Strong leadership at the paper would have acted on its conclusion that the Grazer decision raised an appearance problem but was not an improper one by disclosing the eyebrow-raising relationship instead of panicking, killing the section, and thereby suggesting to our hundreds of thousands of readers who don't follow these things too closely that the paper has engaged in another Staples Center-like disaster.
Trouble is, O'Shea and Hiller are like military governors sent off to the far reaches of the empire to put down the latest uprising by the imperial subjects, and they have such a tenuous hold on the place, living in fear that they will get macheted down themselves, they caved to a disgruntled newsroom that is annoyed at Chicago, annoyed at them and annoyed at the autonomy of the opinion pages.
And speaking of being annoyed at Chicago, you were also correct in noting in your post that I was not sure I could live with the next round of cuts being asked of me, and the absurd exercise of cutting Current and trying to determine which day it should run on the basis of how many tens of thousands of dollars in color ads would be impacted.

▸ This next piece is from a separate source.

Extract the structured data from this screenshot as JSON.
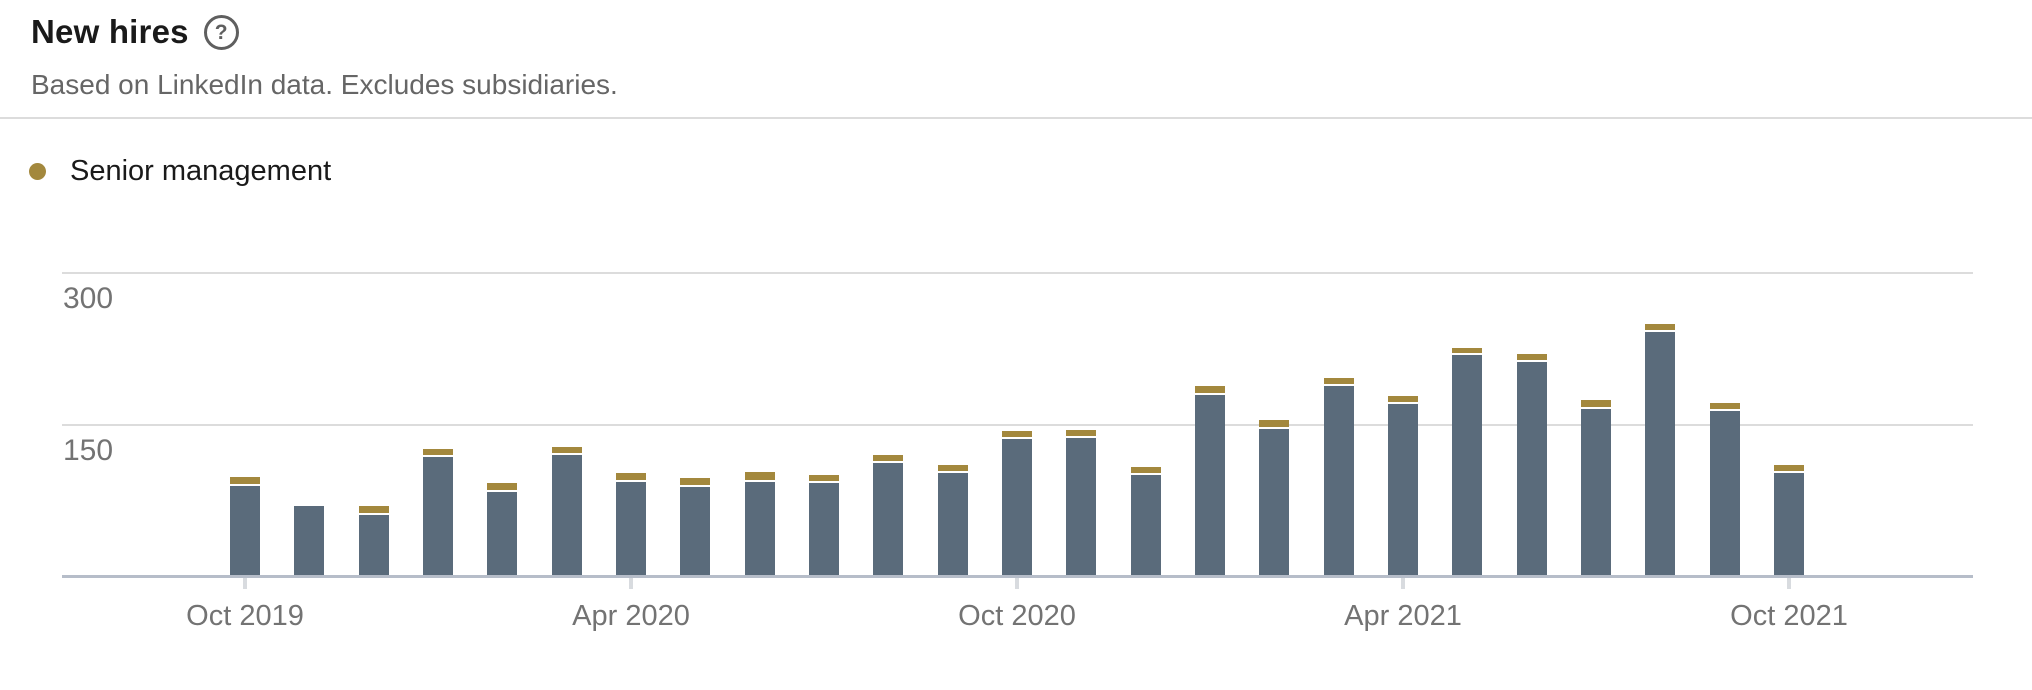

But I really don't want to change the subject. Let's stick with journalistic ethics for the moment.
Comments? Email me.
* Martinez adds: In email this morning...
Jim O'Shea is sure loving this Grazergate. That's the impression I get from reading my old paper this morning. You have the spectacle of an editor widely perceived to be in way over his head wrapping himself in sanctimony, advancing the newsroom's goal of undercutting the opinion pages' autonomy, all in an effort to gain desperately needed stature with his troops in advance of having to do what Chicago sent him to do -- cut some $7.5 million from editorial payroll in next few weeks (on top of plenty of other stuff they will have to cut). The disgruntled news staff is cheering him on as he leads the charge to storm the editorial page and bring it back into lockstep with newsroom, but pretty soon they will remember why those pictures of Dean are still up on their walls and what Jim's mission here really is. With any luck for him, the second floor witch hunt can prove so time-consuming he can get a delay on those firings.